ARC (Push/Pop idiom recognition)

Clearer prologues and epilogues

IDA 9.3 improves ARC disassembly by recognizing common stack save and restore idioms and presenting them as explicit push and pop instructions. Store and load instructions that update the stack pointer by one word are now rewritten when they semantically represent a push or pop.

 

Before

st.a    r16, [sp,0xC+var_10]

st.a    r17, [sp,0x10+var_14]

st.a    r18, [sp,0x14+var_18]

st.a    r19, [sp,0x18+var_1C]

st.a    r20, [sp,0x1C+var_20]

st.a    r21, [sp,0x20+var_24]

st.a    fp, [sp,0x24+var_28]

 

After

push    r16

push    r17

push    r18

push    r19

push    r20

push    r21

push    fp

Improved stack analysis

Because pushes and pops are now explicit, IDA’s stack tracking logic can reason about ARC functions more reliably. Stack pointer deltas are derived directly from push/pop instructions, which leads to more consistent stack point placement and frame sizing.

This also preserves compatibility with existing ARC analysis features. In particular, ARCompact millicode patterns that rely on recognizing chains of push instructions continue to be detected correctly, even with instruction simplification enabled.

These changes are also reflected in the decompiler.

Andes RISC-V extensions (configurable decoding)

Both the RISC-V disassembler and the decompiler now support the Andes XAndesPerf extension (29 new instructions). We’ve also added processor specific options for vendor extensions (currently Andes XAndesPerf and T-Head XThead). You can toggle those extensions in the RISC-V specific options dialog.

When only Andes decoding is enabled, those words disassemble as nds.* instructions; with only T-Head enabled, they disassemble as th.*. If you’d rather not have these prefixes, you can enable the “Hide extension prefixes” option.

If both vendor extensions are enabled and an encoding collides, the procmod doesn’t silently choose one interpretation: it keeps one as the primary decode and emits the other as an auto-comment (for example: nds.lbgp        a0, 11BC5h ; alt XThead: th.lrb).

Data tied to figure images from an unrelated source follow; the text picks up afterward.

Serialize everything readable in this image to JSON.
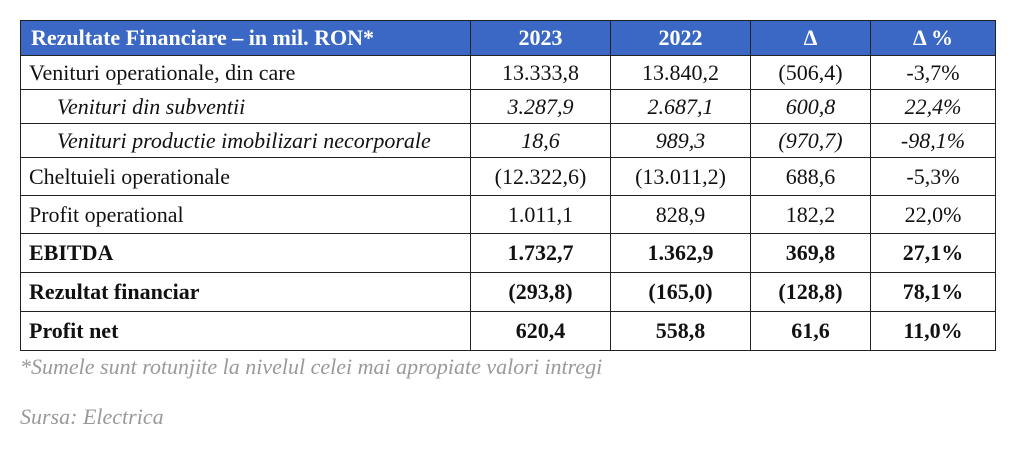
{
  "table": {
    "headers": [
      "Rezultate Financiare – in mil. RON*",
      "2023",
      "2022",
      "Δ",
      "Δ %"
    ],
    "rows": [
      {
        "cells": [
          "Venituri operationale, din care",
          "13.333,8",
          "13.840,2",
          "(506,4)",
          "-3,7%"
        ],
        "style": "normal"
      },
      {
        "cells": [
          "Venituri din subventii",
          "3.287,9",
          "2.687,1",
          "600,8",
          "22,4%"
        ],
        "style": "italic-indented"
      },
      {
        "cells": [
          "Venituri productie imobilizari necorporale",
          "18,6",
          "989,3",
          "(970,7)",
          "-98,1%"
        ],
        "style": "italic-indented"
      },
      {
        "cells": [
          "Cheltuieli operationale",
          "(12.322,6)",
          "(13.011,2)",
          "688,6",
          "-5,3%"
        ],
        "style": "normal"
      },
      {
        "cells": [
          "Profit operational",
          "1.011,1",
          "828,9",
          "182,2",
          "22,0%"
        ],
        "style": "normal"
      },
      {
        "cells": [
          "EBITDA",
          "1.732,7",
          "1.362,9",
          "369,8",
          "27,1%"
        ],
        "style": "bold"
      },
      {
        "cells": [
          "Rezultat financiar",
          "(293,8)",
          "(165,0)",
          "(128,8)",
          "78,1%"
        ],
        "style": "bold"
      },
      {
        "cells": [
          "Profit net",
          "620,4",
          "558,8",
          "61,6",
          "11,0%"
        ],
        "style": "bold"
      }
    ]
  },
  "footnote": "*Sumele sunt rotunjite la nivelul celei mai apropiate valori intregi",
  "source": "Sursa: Electrica",
  "colors": {
    "header_bg": "#3a68c4",
    "header_text": "#ffffff",
    "note_text": "#9a9a9a"
  }
}
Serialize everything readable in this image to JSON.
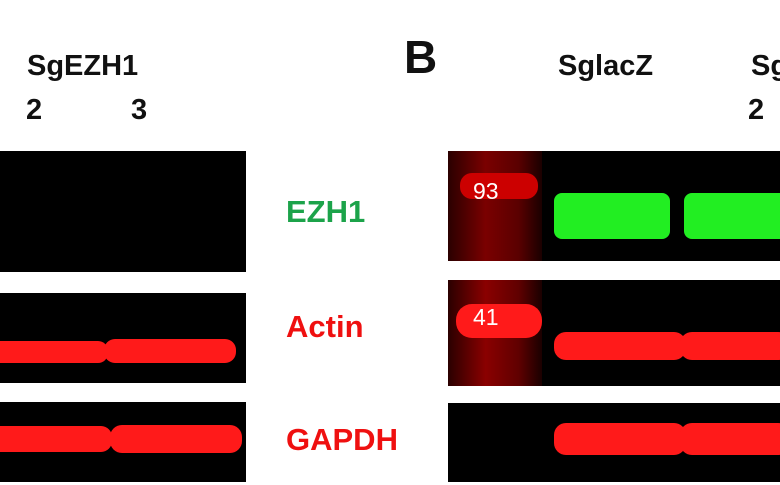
{
  "panel_a": {
    "group_label": "SgEZH1",
    "lanes": [
      "2",
      "3"
    ]
  },
  "panel_b": {
    "panel_letter": "B",
    "group_labels": [
      "SglacZ",
      "Sg"
    ],
    "lanes": [
      "2"
    ],
    "marker_labels": {
      "ezh1": "93",
      "actin": "41"
    }
  },
  "blot_labels": {
    "ezh1": "EZH1",
    "actin": "Actin",
    "gapdh": "GAPDH"
  },
  "colors": {
    "ezh1_label": "#1ca34a",
    "actin_label": "#ef1010",
    "gapdh_label": "#ef1010",
    "green_band": "#22ee22",
    "red_band": "#ff1a1a",
    "blot_background": "#000000"
  }
}
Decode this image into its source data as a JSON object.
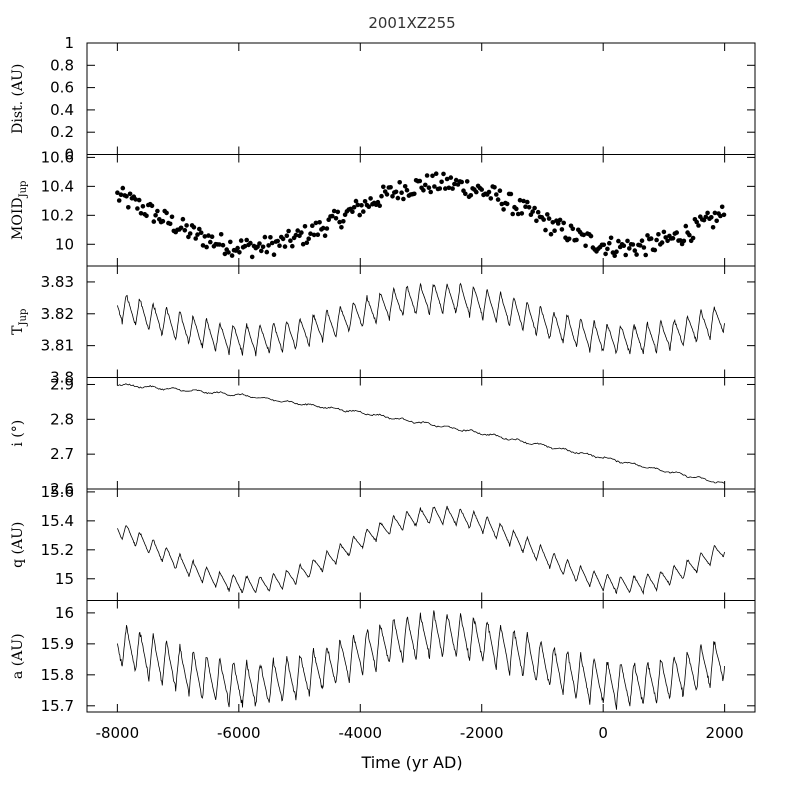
{
  "title": "2001XZ255",
  "xlabel": "Time (yr AD)",
  "chart_data": [
    {
      "type": "scatter",
      "ylabel_text": "Dist. (AU)",
      "ylabel_sub": "",
      "ylim": [
        0,
        1
      ],
      "yticks": [
        "0",
        "0.2",
        "0.4",
        "0.6",
        "0.8",
        "1"
      ],
      "series": []
    },
    {
      "type": "scatter",
      "ylabel_text": "MOID",
      "ylabel_sub": "Jup",
      "ylim": [
        9.85,
        10.62
      ],
      "yticks": [
        "10",
        "10.2",
        "10.4",
        "10.6"
      ],
      "trend": {
        "mean": 10.2,
        "amp": 0.22,
        "period": 6200,
        "peak_year": -2700
      },
      "noise": 0.07
    },
    {
      "type": "line",
      "ylabel_text": "T",
      "ylabel_sub": "Jup",
      "ylim": [
        3.8,
        3.835
      ],
      "yticks": [
        "3.8",
        "3.81",
        "3.82",
        "3.83"
      ],
      "trend": {
        "mean": 3.8185,
        "amp": 0.0065,
        "period": 6200,
        "peak_year": -2700
      },
      "oscillation": {
        "amp": 0.0055,
        "period": 220
      }
    },
    {
      "type": "line",
      "ylabel_text": "i (°)",
      "ylabel_sub": "",
      "ylim": [
        2.6,
        2.92
      ],
      "yticks": [
        "2.6",
        "2.7",
        "2.8",
        "2.9"
      ],
      "points": [
        [
          -8000,
          2.9
        ],
        [
          -6000,
          2.87
        ],
        [
          -4000,
          2.82
        ],
        [
          -2000,
          2.76
        ],
        [
          0,
          2.69
        ],
        [
          2000,
          2.615
        ]
      ]
    },
    {
      "type": "line",
      "ylabel_text": "q (AU)",
      "ylabel_sub": "",
      "ylim": [
        14.85,
        15.62
      ],
      "yticks": [
        "15",
        "15.2",
        "15.4",
        "15.6"
      ],
      "trend": {
        "mean": 15.2,
        "amp": 0.24,
        "period": 6200,
        "peak_year": -2700
      },
      "oscillation": {
        "amp": 0.07,
        "period": 220
      }
    },
    {
      "type": "line",
      "ylabel_text": "a (AU)",
      "ylabel_sub": "",
      "ylim": [
        15.68,
        16.04
      ],
      "yticks": [
        "15.7",
        "15.8",
        "15.9",
        "16"
      ],
      "trend": {
        "mean": 15.85,
        "amp": 0.08,
        "period": 6200,
        "peak_year": -2700
      },
      "oscillation": {
        "amp": 0.085,
        "period": 220
      }
    }
  ],
  "xlim": [
    -8500,
    2500
  ],
  "xrange_data": [
    -8000,
    2000
  ],
  "xticks": [
    "-8000",
    "-6000",
    "-4000",
    "-2000",
    "0",
    "2000"
  ]
}
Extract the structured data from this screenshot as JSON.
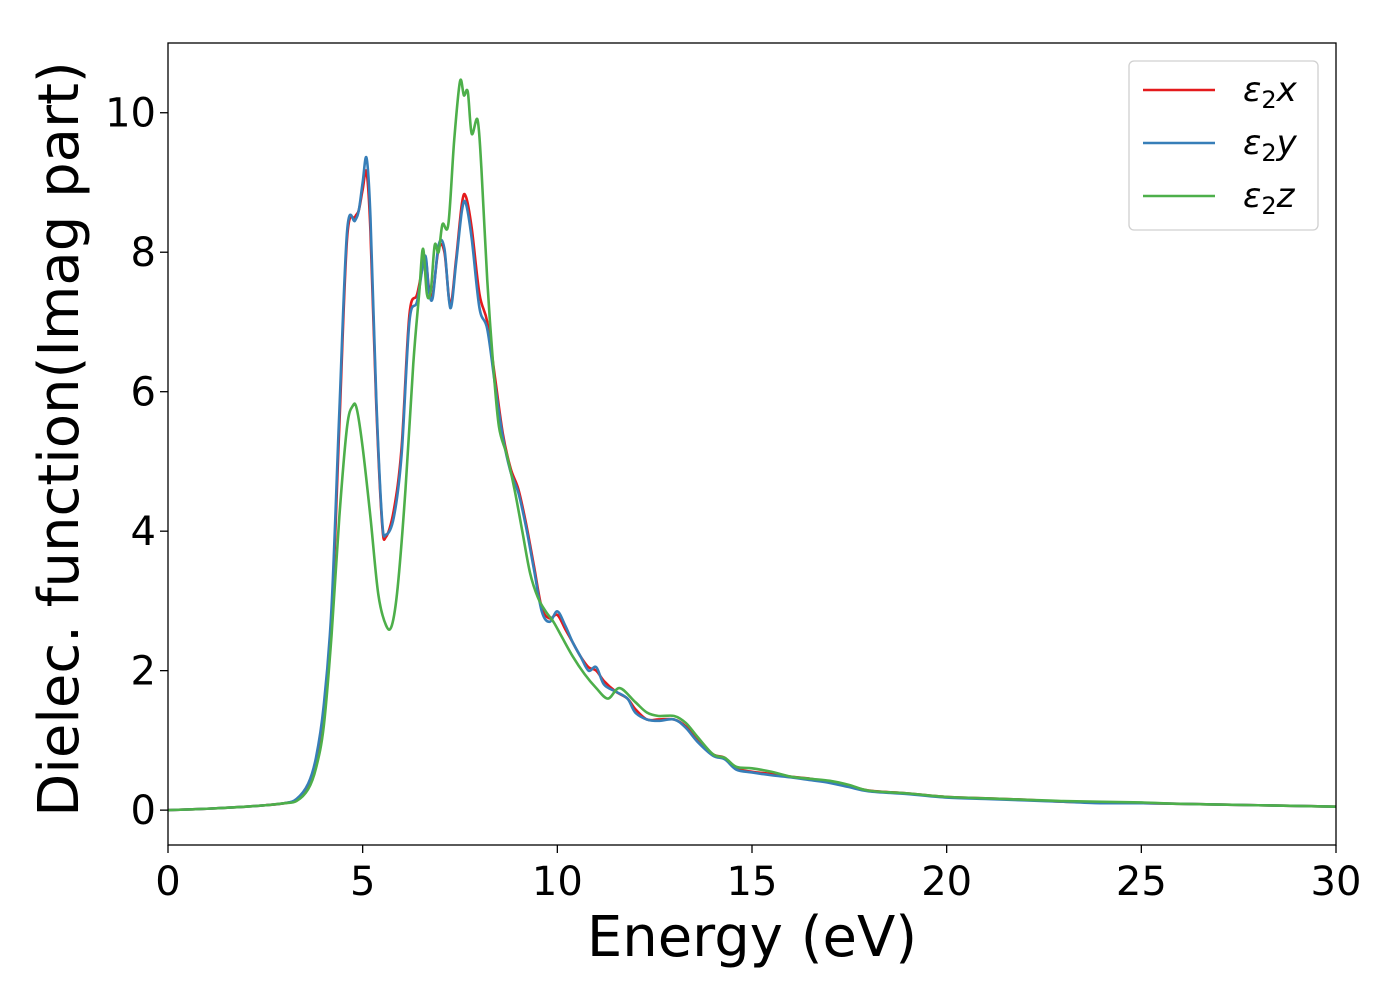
{
  "chart_data": {
    "type": "line",
    "xlabel": "Energy (eV)",
    "ylabel": "Dielec. function(Imag part)",
    "xlim": [
      0,
      30
    ],
    "ylim": [
      -0.5,
      11
    ],
    "xticks": [
      0,
      5,
      10,
      15,
      20,
      25,
      30
    ],
    "yticks": [
      0,
      2,
      4,
      6,
      8,
      10
    ],
    "grid": false,
    "legend_position": "top-right",
    "series": [
      {
        "name": "ε₂x",
        "legend_base": "ε",
        "legend_sub": "2",
        "legend_axis": "x",
        "color": "#e41a1c",
        "x": [
          0,
          1,
          2,
          2.5,
          3,
          3.3,
          3.6,
          3.8,
          4,
          4.2,
          4.4,
          4.6,
          4.8,
          4.9,
          5,
          5.1,
          5.2,
          5.35,
          5.5,
          5.6,
          5.8,
          6,
          6.2,
          6.4,
          6.6,
          6.7,
          6.8,
          6.95,
          7.1,
          7.25,
          7.4,
          7.55,
          7.65,
          7.8,
          8,
          8.2,
          8.4,
          8.6,
          8.8,
          9,
          9.2,
          9.4,
          9.6,
          9.8,
          10,
          10.2,
          10.4,
          10.6,
          10.8,
          11,
          11.2,
          11.5,
          11.8,
          12,
          12.3,
          12.6,
          13,
          13.3,
          13.6,
          14,
          14.3,
          14.6,
          15,
          15.5,
          16,
          16.5,
          17,
          17.5,
          18,
          19,
          20,
          21,
          22,
          23,
          24,
          25,
          26,
          27,
          28,
          29,
          30
        ],
        "values": [
          0,
          0.02,
          0.05,
          0.07,
          0.1,
          0.15,
          0.35,
          0.7,
          1.4,
          2.7,
          5.5,
          8.2,
          8.5,
          8.6,
          8.9,
          9.15,
          8.3,
          5.8,
          4.1,
          3.92,
          4.3,
          5.2,
          7.1,
          7.4,
          7.9,
          7.5,
          7.4,
          8.05,
          8.0,
          7.25,
          7.9,
          8.7,
          8.8,
          8.35,
          7.4,
          7.0,
          6.2,
          5.4,
          4.9,
          4.6,
          4.1,
          3.5,
          2.9,
          2.75,
          2.8,
          2.6,
          2.4,
          2.2,
          2.05,
          2.0,
          1.85,
          1.7,
          1.6,
          1.45,
          1.3,
          1.3,
          1.3,
          1.2,
          1.0,
          0.8,
          0.75,
          0.6,
          0.55,
          0.52,
          0.48,
          0.45,
          0.4,
          0.35,
          0.28,
          0.24,
          0.19,
          0.17,
          0.15,
          0.12,
          0.11,
          0.1,
          0.09,
          0.08,
          0.07,
          0.06,
          0.05
        ]
      },
      {
        "name": "ε₂y",
        "legend_base": "ε",
        "legend_sub": "2",
        "legend_axis": "y",
        "color": "#377eb8",
        "x": [
          0,
          1,
          2,
          2.5,
          3,
          3.3,
          3.6,
          3.8,
          4,
          4.2,
          4.4,
          4.6,
          4.8,
          4.9,
          5,
          5.1,
          5.2,
          5.35,
          5.5,
          5.6,
          5.8,
          6,
          6.2,
          6.4,
          6.6,
          6.7,
          6.8,
          6.95,
          7.1,
          7.25,
          7.4,
          7.55,
          7.65,
          7.8,
          8,
          8.2,
          8.4,
          8.6,
          8.8,
          9,
          9.2,
          9.4,
          9.6,
          9.8,
          10,
          10.2,
          10.4,
          10.6,
          10.8,
          11,
          11.2,
          11.5,
          11.8,
          12,
          12.3,
          12.6,
          13,
          13.3,
          13.6,
          14,
          14.3,
          14.6,
          15,
          15.5,
          16,
          16.5,
          17,
          17.5,
          18,
          19,
          20,
          21,
          22,
          23,
          24,
          25,
          26,
          27,
          28,
          29,
          30
        ],
        "values": [
          0,
          0.02,
          0.05,
          0.07,
          0.1,
          0.16,
          0.38,
          0.75,
          1.5,
          2.9,
          5.7,
          8.3,
          8.45,
          8.6,
          9.0,
          9.35,
          8.5,
          5.9,
          4.15,
          3.95,
          4.2,
          5.1,
          7.0,
          7.3,
          7.95,
          7.45,
          7.35,
          8.1,
          8.05,
          7.2,
          7.85,
          8.6,
          8.7,
          8.2,
          7.2,
          6.9,
          6.1,
          5.35,
          4.85,
          4.55,
          4.05,
          3.45,
          2.85,
          2.7,
          2.85,
          2.65,
          2.4,
          2.2,
          2.0,
          2.05,
          1.8,
          1.7,
          1.6,
          1.4,
          1.3,
          1.28,
          1.3,
          1.18,
          0.98,
          0.78,
          0.73,
          0.58,
          0.54,
          0.5,
          0.47,
          0.43,
          0.39,
          0.33,
          0.27,
          0.23,
          0.18,
          0.16,
          0.14,
          0.12,
          0.1,
          0.1,
          0.09,
          0.08,
          0.07,
          0.06,
          0.05
        ]
      },
      {
        "name": "ε₂z",
        "legend_base": "ε",
        "legend_sub": "2",
        "legend_axis": "z",
        "color": "#4daf4a",
        "x": [
          0,
          1,
          2,
          2.5,
          3,
          3.3,
          3.6,
          3.8,
          4,
          4.2,
          4.4,
          4.6,
          4.75,
          4.85,
          5,
          5.2,
          5.4,
          5.6,
          5.75,
          5.9,
          6.1,
          6.3,
          6.45,
          6.55,
          6.65,
          6.75,
          6.85,
          6.95,
          7.05,
          7.2,
          7.35,
          7.5,
          7.6,
          7.7,
          7.8,
          7.95,
          8.05,
          8.2,
          8.35,
          8.5,
          8.7,
          8.9,
          9.1,
          9.3,
          9.5,
          9.7,
          9.9,
          10.1,
          10.4,
          10.7,
          11,
          11.3,
          11.6,
          12,
          12.3,
          12.6,
          13,
          13.3,
          13.6,
          14,
          14.3,
          14.6,
          15,
          15.5,
          16,
          16.5,
          17,
          17.5,
          18,
          19,
          20,
          21,
          22,
          23,
          24,
          25,
          26,
          27,
          28,
          29,
          30
        ],
        "values": [
          0,
          0.02,
          0.05,
          0.07,
          0.1,
          0.13,
          0.3,
          0.6,
          1.2,
          2.5,
          4.2,
          5.5,
          5.8,
          5.75,
          5.2,
          4.2,
          3.1,
          2.65,
          2.65,
          3.2,
          4.6,
          6.4,
          7.4,
          8.05,
          7.4,
          7.45,
          8.1,
          8.0,
          8.4,
          8.4,
          9.6,
          10.45,
          10.25,
          10.3,
          9.7,
          9.9,
          9.2,
          7.6,
          6.4,
          5.5,
          5.1,
          4.6,
          4.0,
          3.4,
          3.05,
          2.85,
          2.7,
          2.5,
          2.2,
          1.95,
          1.75,
          1.6,
          1.75,
          1.55,
          1.4,
          1.35,
          1.35,
          1.25,
          1.05,
          0.8,
          0.75,
          0.62,
          0.6,
          0.55,
          0.48,
          0.45,
          0.42,
          0.36,
          0.28,
          0.24,
          0.19,
          0.17,
          0.15,
          0.13,
          0.12,
          0.11,
          0.09,
          0.08,
          0.07,
          0.06,
          0.05
        ]
      }
    ]
  }
}
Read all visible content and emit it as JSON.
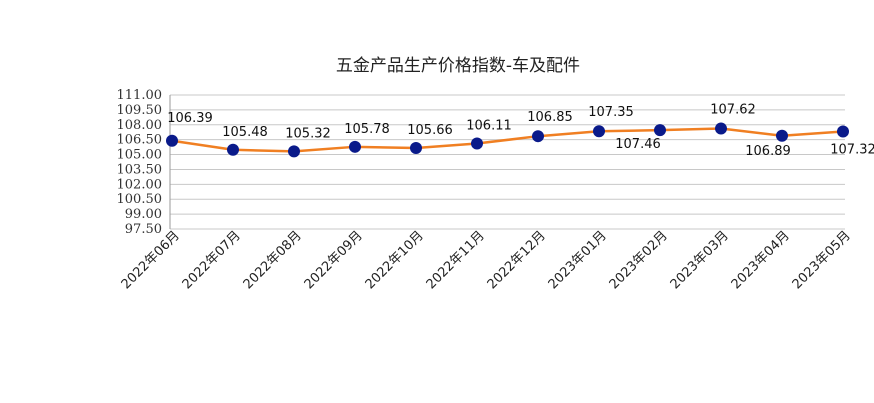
{
  "chart_data": {
    "type": "line",
    "title": "五金产品生产价格指数-车及配件",
    "categories": [
      "2022年06月",
      "2022年07月",
      "2022年08月",
      "2022年09月",
      "2022年10月",
      "2022年11月",
      "2022年12月",
      "2023年01月",
      "2023年02月",
      "2023年03月",
      "2023年04月",
      "2023年05月"
    ],
    "series": [
      {
        "values": [
          106.39,
          105.48,
          105.32,
          105.78,
          105.66,
          106.11,
          106.85,
          107.35,
          107.46,
          107.62,
          106.89,
          107.32
        ]
      }
    ],
    "data_labels": [
      "106.39",
      "105.48",
      "105.32",
      "105.78",
      "105.66",
      "106.11",
      "106.85",
      "107.35",
      "107.46",
      "107.62",
      "106.89",
      "107.32"
    ],
    "y_ticks": [
      "111.00",
      "109.50",
      "108.00",
      "106.50",
      "105.00",
      "103.50",
      "102.00",
      "100.50",
      "99.00",
      "97.50"
    ],
    "ylim": [
      97.5,
      111.0
    ],
    "grid": true,
    "legend": "none",
    "colors": {
      "line": "#f07f22",
      "marker": "#0a1a8a",
      "grid": "#c8c8c8"
    }
  }
}
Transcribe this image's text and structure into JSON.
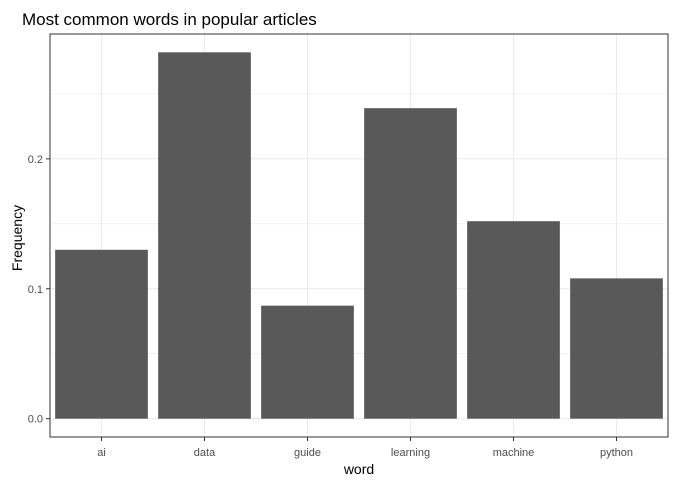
{
  "chart_data": {
    "type": "bar",
    "title": "Most common words in popular articles",
    "xlabel": "word",
    "ylabel": "Frequency",
    "categories": [
      "ai",
      "data",
      "guide",
      "learning",
      "machine",
      "python"
    ],
    "values": [
      0.13,
      0.282,
      0.087,
      0.239,
      0.152,
      0.108
    ],
    "ylim": [
      -0.0141,
      0.2961
    ],
    "yticks": [
      0.0,
      0.1,
      0.2
    ],
    "ytick_labels": [
      "0.0",
      "0.1",
      "0.2"
    ],
    "minor_yticks": [
      0.05,
      0.15,
      0.25
    ],
    "grid": true,
    "bar_color": "#595959",
    "panel_border_color": "#333333",
    "grid_color": "#ebebeb",
    "background_color": "#ffffff"
  }
}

That makes ambiguity explicit during analysis, which is especially helpful when you’re dealing with incomplete core documentation or binaries built for slightly different configurations.

 

TriCore

IDA 9.3 includes a set of focused analysis improvements for TriCore that mainly affect how values are tracked and how control flow is reconstructed. You can now use the regfinder API programmatically:

 

import ida_idp

import ida_regfinder

 

reg = ida_idp.str2reg(reg)

res = ida_regfinder.find_reg_value(ea, reg)

 

Switch statement detection has also been refined, allowing more jump tables to be recognized and rendered as structured control flow instead of opaque indirect branches.

Wrapping it Up

Taken together, these changes make disassembly more trustworthy and analysis workflows more predictable. As always, feedback from real binaries is invaluable, particularly for edge cases that still don’t decode or analyze as expected.